Viewpoint - Sue Rust

Let’s take the issue of divergence – the fact that different rating agencies will score the same company differently, sometimes quite starkly. This has fuelled talk of a need for convergence or standardisation of methodologies. But this may be unnecessary and unhelpful. Professional investors are the main users of ESG ratings. They are grown-ups and should appreciate that ESG ratings are just opinions. According to PensionsEurope, in general low levels of correlation between various types of ESG ratings “are not causing huge problems for investment decisions, if they can be explained with the use of different methodologies”.

Julian Kölbel, an academic and one of the authors of the ‘Aggregate Confusion’ paper, has said that although the paper documented low correlations, ESG rating divergence does not imply that measuring ESG performance is a futile exercise.
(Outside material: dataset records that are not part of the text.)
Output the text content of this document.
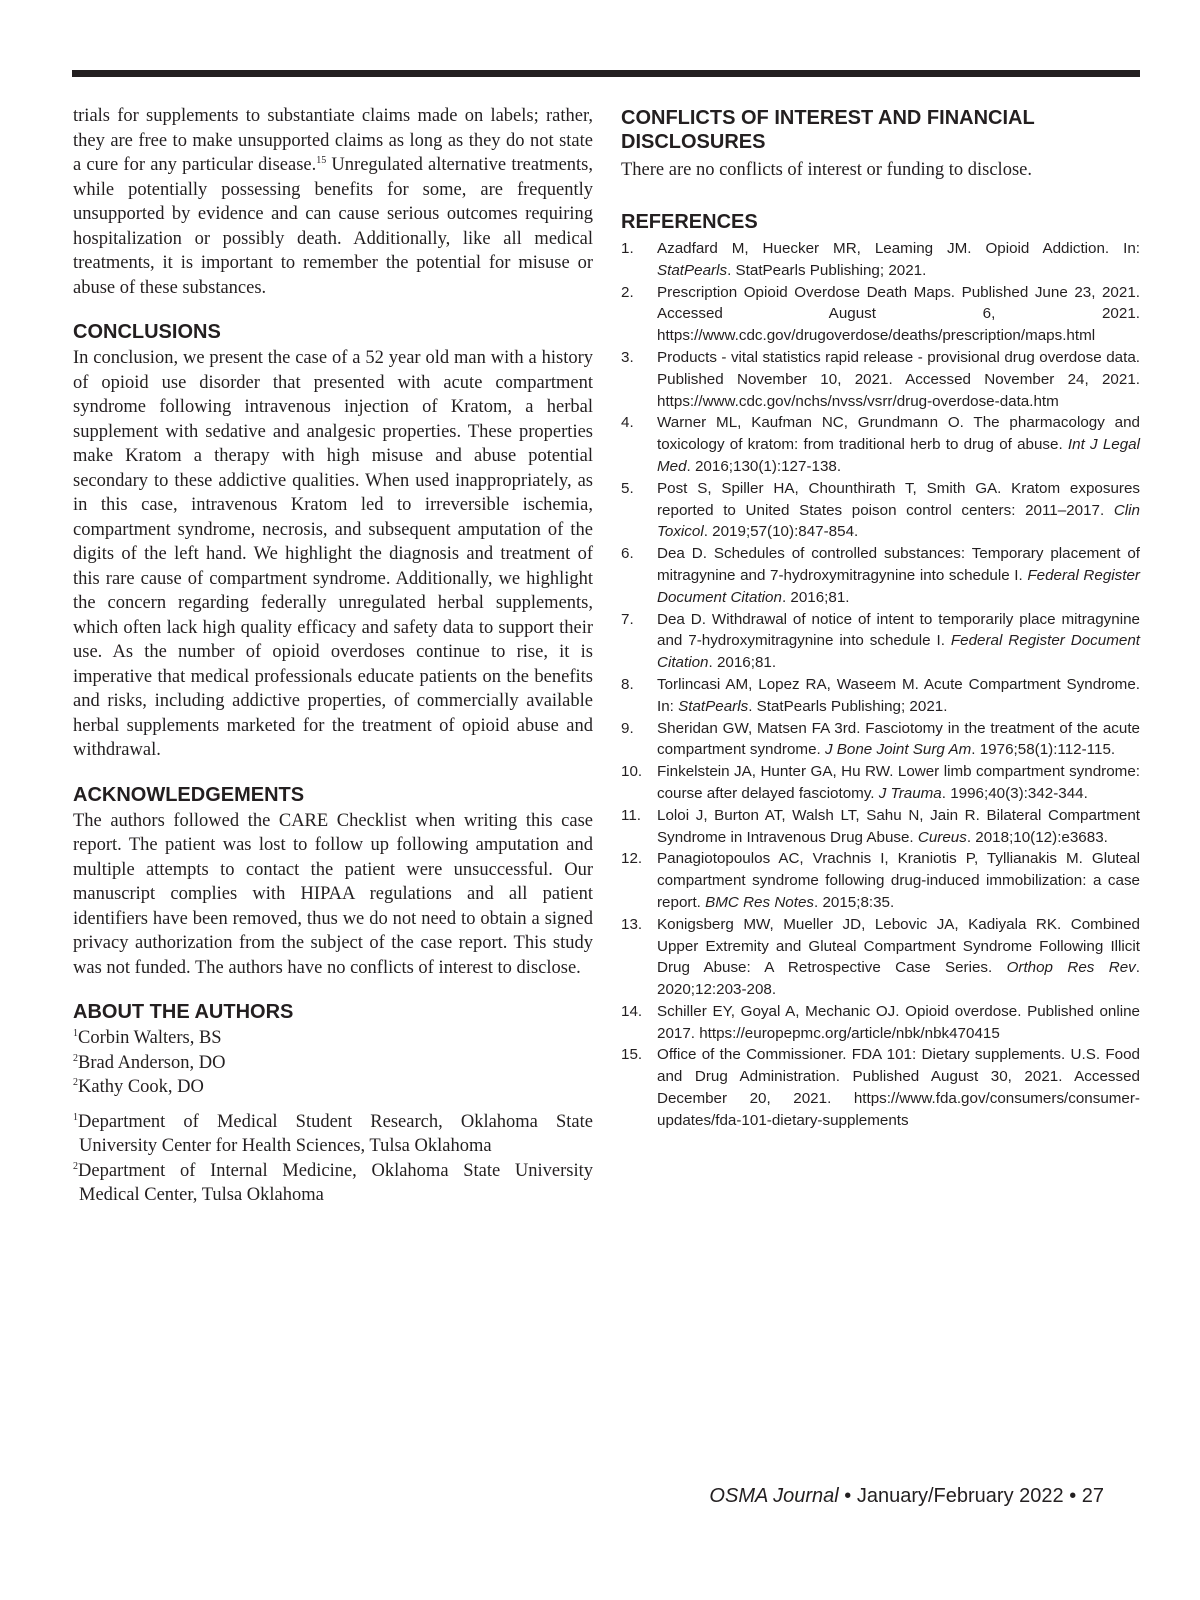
trials for supplements to substantiate claims made on labels; rather, they are free to make unsupported claims as long as they do not state a cure for any particular disease.$^{15}$ Unregulated alternative treatments, while potentially possessing benefits for some, are frequently unsupported by evidence and can cause serious outcomes requiring hospitalization or possibly death. Additionally, like all medical treatments, it is important to remember the potential for misuse or abuse of these substances.

CONCLUSIONS

In conclusion, we present the case of a 52 year old man with a history of opioid use disorder that presented with acute compartment syndrome following intravenous injection of Kratom, a herbal supplement with sedative and analgesic properties. These properties make Kratom a therapy with high misuse and abuse potential secondary to these addictive qualities. When used inappropriately, as in this case, intravenous Kratom led to irreversible ischemia, compartment syndrome, necrosis, and subsequent amputation of the digits of the left hand. We highlight the diagnosis and treatment of this rare cause of compartment syndrome. Additionally, we highlight the concern regarding federally unregulated herbal supplements, which often lack high quality efficacy and safety data to support their use. As the number of opioid overdoses continue to rise, it is imperative that medical professionals educate patients on the benefits and risks, including addictive properties, of commercially available herbal supplements marketed for the treatment of opioid abuse and withdrawal.

ACKNOWLEDGEMENTS

The authors followed the CARE Checklist when writing this case report. The patient was lost to follow up following amputation and multiple attempts to contact the patient were unsuccessful. Our manuscript complies with HIPAA regulations and all patient identifiers have been removed, thus we do not need to obtain a signed privacy authorization from the subject of the case report. This study was not funded. The authors have no conflicts of interest to disclose.

ABOUT THE AUTHORS

$^1$Corbin Walters, BS

$^2$Brad Anderson, DO

$^2$Kathy Cook, DO

$^1$Department of Medical Student Research, Oklahoma State University Center for Health Sciences, Tulsa Oklahoma

$^2$Department of Internal Medicine, Oklahoma State University Medical Center, Tulsa Oklahoma

CONFLICTS OF INTEREST AND FINANCIAL DISCLOSURES

There are no conflicts of interest or funding to disclose.

REFERENCES
1. Azadfard M, Huecker MR, Leaming JM. Opioid Addiction. In: StatPearls. StatPearls Publishing; 2021.
2. Prescription Opioid Overdose Death Maps. Published June 23, 2021. Accessed August 6, 2021. https://www.cdc.gov/drugoverdose/deaths/prescription/maps.html
3. Products - vital statistics rapid release - provisional drug overdose data. Published November 10, 2021. Accessed November 24, 2021. https://www.cdc.gov/nchs/nvss/vsrr/drug-overdose-data.htm
4. Warner ML, Kaufman NC, Grundmann O. The pharmacology and toxicology of kratom: from traditional herb to drug of abuse. Int J Legal Med. 2016;130(1):127-138.
5. Post S, Spiller HA, Chounthirath T, Smith GA. Kratom exposures reported to United States poison control centers: 2011–2017. Clin Toxicol. 2019;57(10):847-854.
6. Dea D. Schedules of controlled substances: Temporary placement of mitragynine and 7-hydroxymitragynine into schedule I. Federal Register Document Citation. 2016;81.
7. Dea D. Withdrawal of notice of intent to temporarily place mitragynine and 7-hydroxymitragynine into schedule I. Federal Register Document Citation. 2016;81.
8. Torlincasi AM, Lopez RA, Waseem M. Acute Compartment Syndrome. In: StatPearls. StatPearls Publishing; 2021.
9. Sheridan GW, Matsen FA 3rd. Fasciotomy in the treatment of the acute compartment syndrome. J Bone Joint Surg Am. 1976;58(1):112-115.
10. Finkelstein JA, Hunter GA, Hu RW. Lower limb compartment syndrome: course after delayed fasciotomy. J Trauma. 1996;40(3):342-344.
11. Loloi J, Burton AT, Walsh LT, Sahu N, Jain R. Bilateral Compartment Syndrome in Intravenous Drug Abuse. Cureus. 2018;10(12):e3683.
12. Panagiotopoulos AC, Vrachnis I, Kraniotis P, Tyllianakis M. Gluteal compartment syndrome following drug-induced immobilization: a case report. BMC Res Notes. 2015;8:35.
13. Konigsberg MW, Mueller JD, Lebovic JA, Kadiyala RK. Combined Upper Extremity and Gluteal Compartment Syndrome Following Illicit Drug Abuse: A Retrospective Case Series. Orthop Res Rev. 2020;12:203-208.
14. Schiller EY, Goyal A, Mechanic OJ. Opioid overdose. Published online 2017. https://europepmc.org/article/nbk/nbk470415
15. Office of the Commissioner. FDA 101: Dietary supplements. U.S. Food and Drug Administration. Published August 30, 2021. Accessed December 20, 2021. https://www.fda.gov/consumers/consumer-updates/fda-101-dietary-supplements
OSMA Journal • January/February 2022 • 27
Instead, he and his co-authors wrote that it “highlights that measuring ESG performance is challenging, that attention to the underlying data is essential, and that the use of ESG ratings and metrics must be carefully considered for each application”. 
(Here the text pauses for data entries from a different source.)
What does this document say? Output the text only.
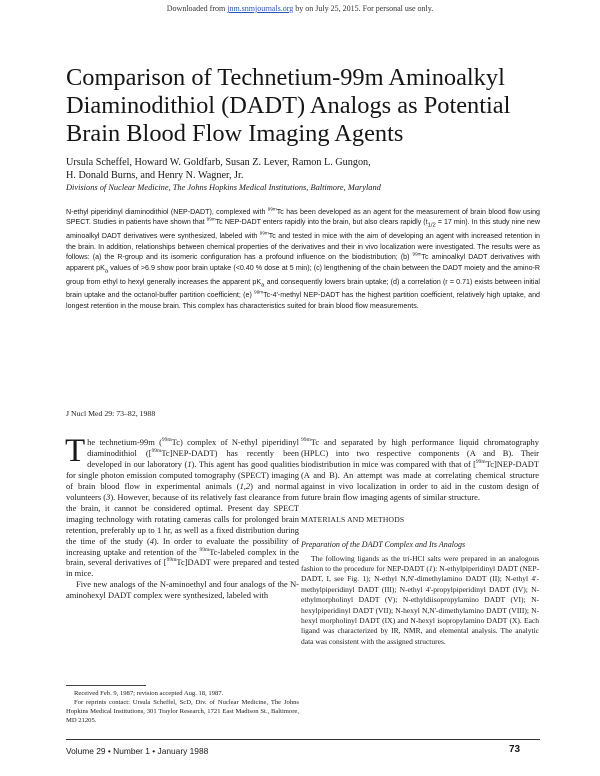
Downloaded from jnm.snmjournals.org by on July 25, 2015. For personal use only.
Comparison of Technetium-99m Aminoalkyl Diaminodithiol (DADT) Analogs as Potential Brain Blood Flow Imaging Agents
Ursula Scheffel, Howard W. Goldfarb, Susan Z. Lever, Ramon L. Gungon,
H. Donald Burns, and Henry N. Wagner, Jr.
Divisions of Nuclear Medicine, The Johns Hopkins Medical Institutions, Baltimore, Maryland

N-ethyl piperidinyl diaminodithiol (NEP-DADT), complexed with $^{99m}$Tc has been developed as an agent for the measurement of brain blood flow using SPECT. Studies in patients have shown that $^{99m}$Tc NEP-DADT enters rapidly into the brain, but also clears rapidly ($t_{1/2} = 17$ min). In this study nine new aminoalkyl DADT derivatives were synthesized, labeled with $^{99m}$Tc and tested in mice with the aim of developing an agent with increased retention in the brain. In addition, relationships between chemical properties of the derivatives and their in vivo localization were investigated. The results were as follows: (a) the R-group and its isomeric configuration has a profound influence on the biodistribution; (b) $^{99m}$Tc aminoalkyl DADT derivatives with apparent $pK_a$ values of >6.9 show poor brain uptake (<0.40 % dose at 5 min); (c) lengthening of the chain between the DADT moiety and the amino-R group from ethyl to hexyl generally increases the apparent $pK_a$ and consequently lowers brain uptake; (d) a correlation (r = 0.71) exists between initial brain uptake and the octanol-buffer partition coefficient; (e) $^{99m}$Tc-4'-methyl NEP-DADT has the highest partition coefficient, relatively high uptake, and longest retention in the mouse brain. This complex has characteristics suited for brain blood flow measurements.

J Nucl Med 29: 73–82, 1988

The technetium-99m ($^{99m}$Tc) complex of N-ethyl piperidinyl diaminodithiol ([$^{99m}$Tc]NEP-DADT) has recently been developed in our laboratory (1). This agent has good qualities for single photon emission computed tomography (SPECT) imaging of brain blood flow in experimental animals (1,2) and normal volunteers (3). However, because of its relatively fast clearance from the brain, it cannot be considered optimal. Present day SPECT imaging technology with rotating cameras calls for prolonged brain retention, preferably up to 1 hr, as well as a fixed distribution during the time of the study (4). In order to evaluate the possibility of increasing uptake and retention of the $^{99m}$Tc-labeled complex in the brain, several derivatives of [$^{99m}$Tc]DADT were prepared and tested in mice.

Five new analogs of the N-aminoethyl and four analogs of the N-aminohexyl DADT complex were synthesized, labeled with

$^{99m}$Tc and separated by high performance liquid chromatography (HPLC) into two respective components (A and B). Their biodistribution in mice was compared with that of [$^{99m}$Tc]NEP-DADT (A and B). An attempt was made at correlating chemical structure against in vivo localization in order to aid in the custom design of future brain flow imaging agents of similar structure.

MATERIALS AND METHODS

Preparation of the DADT Complex and Its Analogs

The following ligands as the tri-HCl salts were prepared in an analogous fashion to the procedure for NEP-DADT (1): N-ethylpiperidinyl DADT (NEP-DADT, I, see Fig. 1); N-ethyl N,N'-dimethylamino DADT (II); N-ethyl 4'-methylpiperidinyl DADT (III); N-ethyl 4'-propylpiperidinyl DADT (IV); N-ethylmorpholinyl DADT (V); N-ethyldiisopropylamino DADT (VI); N-hexylpiperidinyl DADT (VII); N-hexyl N,N'-dimethylamino DADT (VIII); N-hexyl morpholinyl DADT (IX) and N-hexyl isopropylamino DADT (X). Each ligand was characterized by IR, NMR, and elemental analysis. The analytic data was consistent with the assigned structures.

Received Feb. 9, 1987; revision accepted Aug. 18, 1987.

For reprints contact: Ursula Scheffel, ScD, Div. of Nuclear Medicine, The Johns Hopkins Medical Institutions, 301 Traylor Research, 1721 East Madison St., Baltimore, MD 21205.

Volume 29 • Number 1 • January 1988	73
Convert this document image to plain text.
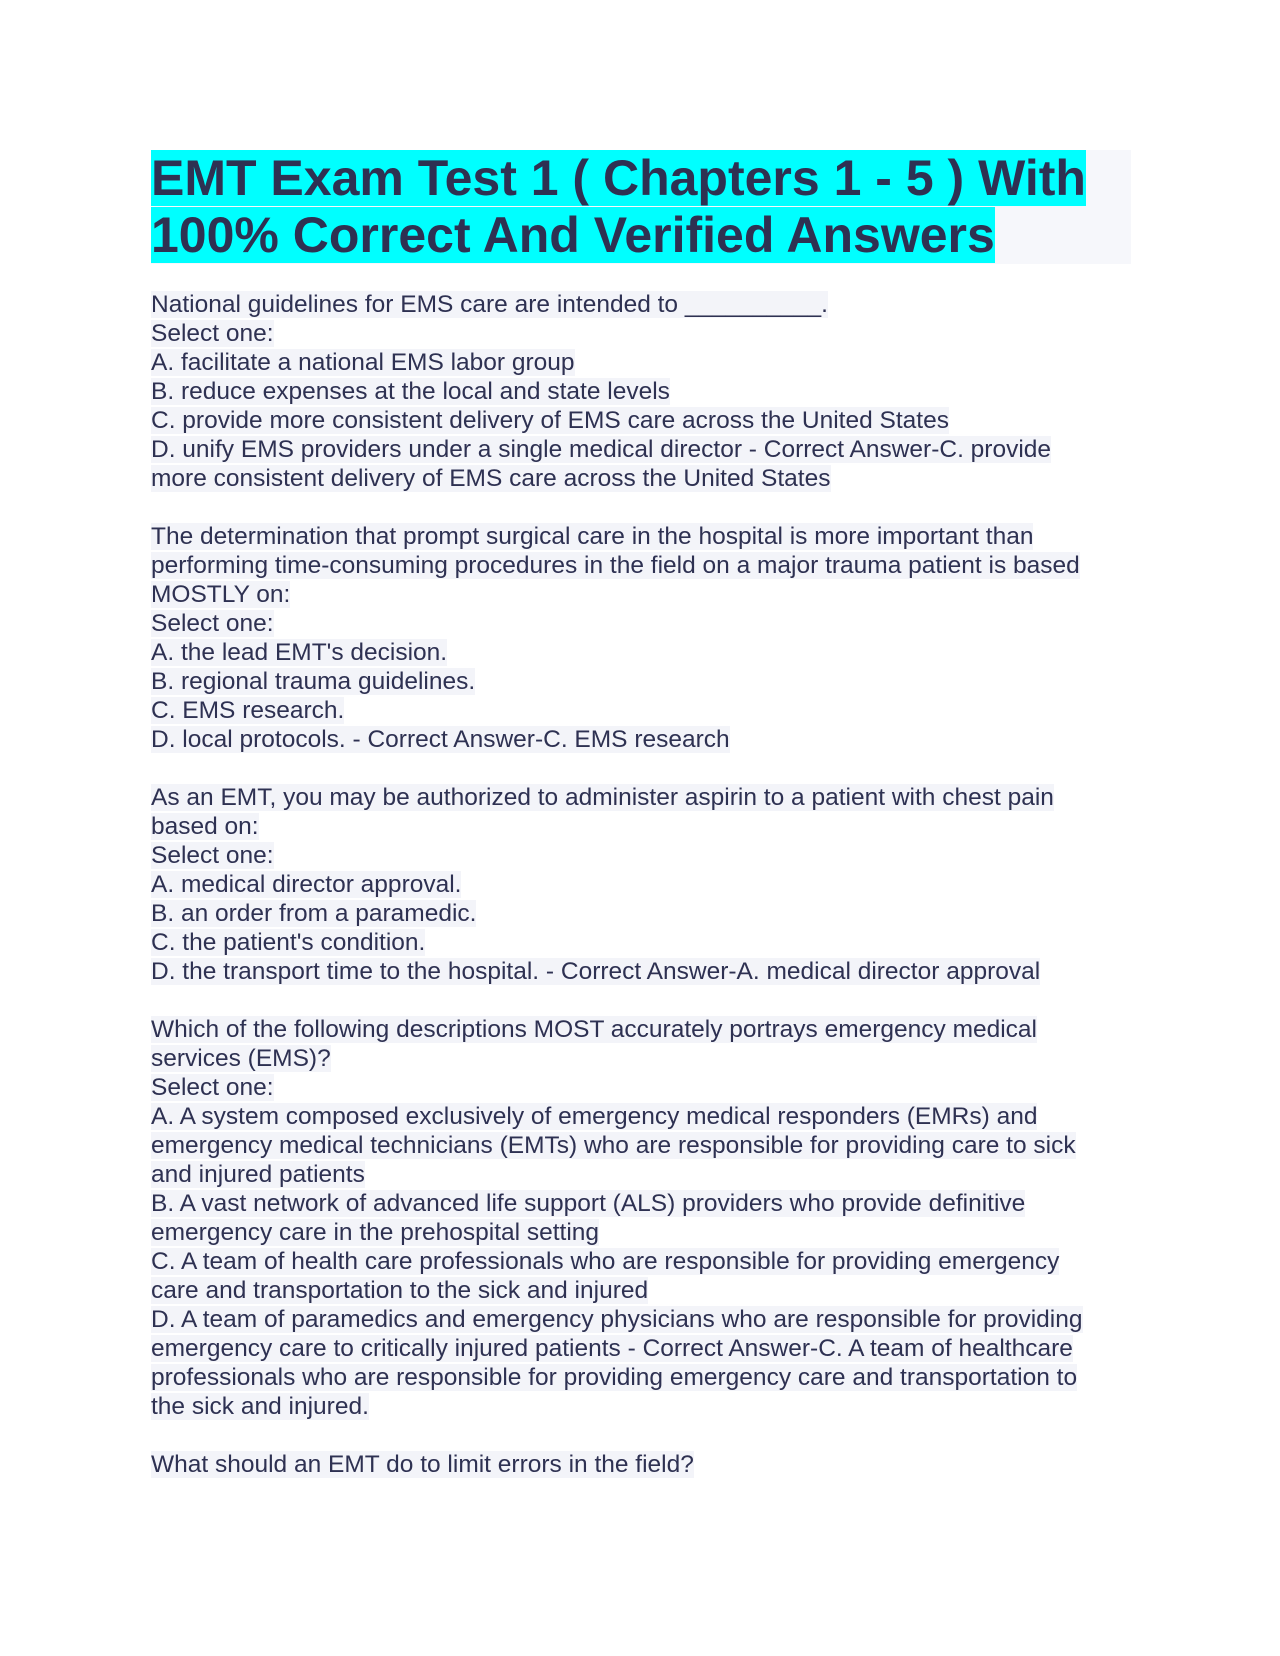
EMT Exam Test 1 ( Chapters 1 - 5 ) With
100% Correct And Verified Answers

National guidelines for EMS care are intended to __________.

Select one:

A. facilitate a national EMS labor group

B. reduce expenses at the local and state levels

C. provide more consistent delivery of EMS care across the United States

D. unify EMS providers under a single medical director - Correct Answer-C. provide

more consistent delivery of EMS care across the United States

The determination that prompt surgical care in the hospital is more important than

performing time-consuming procedures in the field on a major trauma patient is based

MOSTLY on:

Select one:

A. the lead EMT's decision.

B. regional trauma guidelines.

C. EMS research.

D. local protocols. - Correct Answer-C. EMS research

As an EMT, you may be authorized to administer aspirin to a patient with chest pain

based on:

Select one:

A. medical director approval.

B. an order from a paramedic.

C. the patient's condition.

D. the transport time to the hospital. - Correct Answer-A. medical director approval

Which of the following descriptions MOST accurately portrays emergency medical

services (EMS)?

Select one:

A. A system composed exclusively of emergency medical responders (EMRs) and

emergency medical technicians (EMTs) who are responsible for providing care to sick

and injured patients

B. A vast network of advanced life support (ALS) providers who provide definitive

emergency care in the prehospital setting

C. A team of health care professionals who are responsible for providing emergency

care and transportation to the sick and injured

D. A team of paramedics and emergency physicians who are responsible for providing

emergency care to critically injured patients - Correct Answer-C. A team of healthcare

professionals who are responsible for providing emergency care and transportation to

the sick and injured.

What should an EMT do to limit errors in the field?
This is not to say that everything is hunky dory. Transparency about methodologies and potential conflicts of interest should be increased. And no player in the investment industry should get away with giving the impression that they or a product/service is geared towards making the world a better place when the focus is actually more on dealing with the world as it is (changing) and the implications for investments. One suggestion, coming from think tank 2° Investing Initiative, is to require ratings providers to clearly define whether their ratings focus on sustainability or risk objectives. 

If this suggestion is aimed at clearing up confusion about ESG ratings’ objectives among non-professional investors, then the problem may be better dealt with elsewhere. First, according to Eurosif, the vast majority of professional investors understand and appreciate the complexity and diversity of rating methodologies currently on offer and they are the overwhelming group of users of ESG ratings. Second, it is at the fund level that ESG ratings become most relevant for retail investors and so the focus should be on how funds are marketed. In the EU, this is the territory of the sustainable finance disclosures regulation (SFDR).

And although there may be problems with ESG ratings, we also need to remember there are bigger, underlying ones, such as the access to reported data by companies in the EU and outside the EU. 

As regulatory action on ESG rating providers is being weighed in both the EU and the UK, it is important that decision-makers are clear about what is or isn’t a problem and for whom. Perhaps some other aspect of ESG investing is the problem, and not the ratings themselves.